Disaster impacts surveillance from social media with topic modeling and feature extraction: case of Hurricane Harvey
This study analyzes the content of Twitter data collected during Hurricane Harvey to identify the data of the highest relevance for assessing the impacts on infrastructure through automatically grouping the tweets by topics of discussion. More specifically, the researchers aimed to answer three research questions: (1) What are the common themes of discussion on Twitter during a major disaster, and do they contain infrastructure-related information? (2) How does the volume of tweets in each of the topics related to infrastructure impacts change over the course of the disaster response? (3) Does the spatial pattern of the locations of infrastructure-related tweets correlate with other measurements of real-world phenomena, such as flood depth, distributed disaster aid, or population density?
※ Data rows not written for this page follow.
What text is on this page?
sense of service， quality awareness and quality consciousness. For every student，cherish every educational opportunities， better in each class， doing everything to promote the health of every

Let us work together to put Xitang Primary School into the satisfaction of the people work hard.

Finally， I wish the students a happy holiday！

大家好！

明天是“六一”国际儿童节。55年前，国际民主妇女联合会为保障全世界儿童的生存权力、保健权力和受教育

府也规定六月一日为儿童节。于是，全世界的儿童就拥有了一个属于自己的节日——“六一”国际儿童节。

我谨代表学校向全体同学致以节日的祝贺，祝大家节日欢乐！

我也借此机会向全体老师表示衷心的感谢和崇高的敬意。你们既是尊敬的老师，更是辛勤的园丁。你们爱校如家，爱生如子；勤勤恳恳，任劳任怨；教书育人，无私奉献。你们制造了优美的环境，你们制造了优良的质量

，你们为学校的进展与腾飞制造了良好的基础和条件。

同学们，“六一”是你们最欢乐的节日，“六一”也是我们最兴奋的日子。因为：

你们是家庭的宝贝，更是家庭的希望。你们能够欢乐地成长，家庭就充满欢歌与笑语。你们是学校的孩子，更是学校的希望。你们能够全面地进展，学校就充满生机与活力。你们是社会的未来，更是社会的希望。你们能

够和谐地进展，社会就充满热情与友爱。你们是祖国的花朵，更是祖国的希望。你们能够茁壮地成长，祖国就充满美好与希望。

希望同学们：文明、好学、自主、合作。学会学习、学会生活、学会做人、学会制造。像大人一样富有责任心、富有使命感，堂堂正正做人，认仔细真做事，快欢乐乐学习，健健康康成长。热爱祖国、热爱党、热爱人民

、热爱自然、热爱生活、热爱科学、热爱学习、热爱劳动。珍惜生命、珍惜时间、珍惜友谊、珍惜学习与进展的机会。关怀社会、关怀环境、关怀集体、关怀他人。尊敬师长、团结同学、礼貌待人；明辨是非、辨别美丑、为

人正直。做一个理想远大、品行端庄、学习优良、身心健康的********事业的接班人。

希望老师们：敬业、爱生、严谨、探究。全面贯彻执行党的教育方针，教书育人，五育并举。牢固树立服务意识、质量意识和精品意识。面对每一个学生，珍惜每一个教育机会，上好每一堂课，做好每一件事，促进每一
Through a series of filtering by keywords and geographic information and applying latent Dirichlet allocation modeling, we identified 24 topics that dominated Twitter during Hurricane Harvey. Among these topics, nine of them were of interest to this study. To answer the first research question, the researchers found that the nine infrastructure-related themes were (1) urban flooding and needs for rescue vehicles; (2) impacts to coastal areas; (3) overflowing waterbodies and associated evacuations; (4) impacts to roads, highways, and airports; (5) personal vehicle impacts and road accidents; (6) impacts to multiunit housing; (6) shortages of gas and supplies; (7) personal property damage; (8) insurance claims; and (9) prolonged power, cell, and Internet outages. To answer the second question, they found that the relevance of the topics changed over time, with shortages of gas and supplies discussed primarily before the landfall, various damage impact topics during the active flooding phase, and the property damage and insurance claims gaining traction after the initial impacts dissipated. As for the third research question, the authors found significant correlations between the number of infrastructure related tweets and population density, whereas correlations with flood depth or disaster aid were not significant.